Enfim, quanto mais alto o cargo, maior o volume de dinheiro.
 
É claro que um ou outro receptor de dinheiro desviou uma parte para si mesmo, colocando-a num paraíso fiscal ou comprando imóveis. As  mulheres dos cariocas Cabral e Cunha fizeram farras em lojas de Paris. Mas não há dúvida de que o grosso desse dinheiro sujo foi usado para pagar serviços a assessores, consultores, portadores de bandeiras em esquinas democráticas, redatores, cinegrafistas, fotógrafos, motoristas, secretárias, scort girls, cabos eleitorais e até eleitores sequiosos de presentinhos eleitorais.
 
Esse é um jogo conhecido por qualquer brasileiro. Todo mundo tem um conhecido que ganhou algum numa campanha política. Os marqueteiros-chefes manipulam milhares, milhões de reais, ficando em condições de comprar sítios, carros e depositar dinheiro no exterior. Um bom redator de campanha ganha em quatro meses mais do que um editor de revista num ano de serviço. Um fotógrafo diligente fica em condições de comprar um carro novo à vista no final da temporada eleitoral. A verdade é que ele trabalha intensamente naquele período de correria eleitoral.
 
Mas numa campanha política a verdade é multifacetada. Uma modalidade de patrocínio em Ribeirão Preto era o franqueamento do bar da Cervejaria Antarctica aos amigos do candidato apoiado pelo presidente Bob Gusman.
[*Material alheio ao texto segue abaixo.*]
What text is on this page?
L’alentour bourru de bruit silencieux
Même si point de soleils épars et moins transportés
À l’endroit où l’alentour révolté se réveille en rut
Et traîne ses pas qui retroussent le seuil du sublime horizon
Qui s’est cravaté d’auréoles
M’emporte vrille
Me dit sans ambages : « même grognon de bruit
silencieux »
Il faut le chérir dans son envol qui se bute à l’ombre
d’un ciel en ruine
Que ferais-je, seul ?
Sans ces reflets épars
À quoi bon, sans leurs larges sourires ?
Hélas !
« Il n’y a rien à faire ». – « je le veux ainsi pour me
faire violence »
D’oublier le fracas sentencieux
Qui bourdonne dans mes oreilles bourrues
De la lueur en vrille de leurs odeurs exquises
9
Mas era na empresa, não no comitê de campanha. Jogada simpática nas altas esferas do poder.
 
Enquanto isso, nas baixas esferas, a senhora que faz o café e cuida da faxina num comitê de campanha recebe promessas milionárias e depois fica penando meses para receber o que lhe devem.
 
Dinheiro de campanha escoa pelo ralo. Acumulam-se dívidas. As maiores envolvem cifras milionárias e interesses majoritários. Nesse aspecto e nesse sentido, o relatório do ministro Herman Benjamin ao egrégio e colendo e superior tribunal eleitoral é uma peça histórica, um breviário da roubalheira em nome da democracia em anos eleitorais.
 
Nos outros anos e em outros campos da pugna empresarial e política, nada consta nos autos.  
 
LEMBRETE DE OCASIÃO
 
“O governo mudou, mas eu não mudo. Fico com o governo”
 
Manuel Inacio, coronel do sertão pernambucano (in Faoro, Raymundo, “Os Donos do Poder”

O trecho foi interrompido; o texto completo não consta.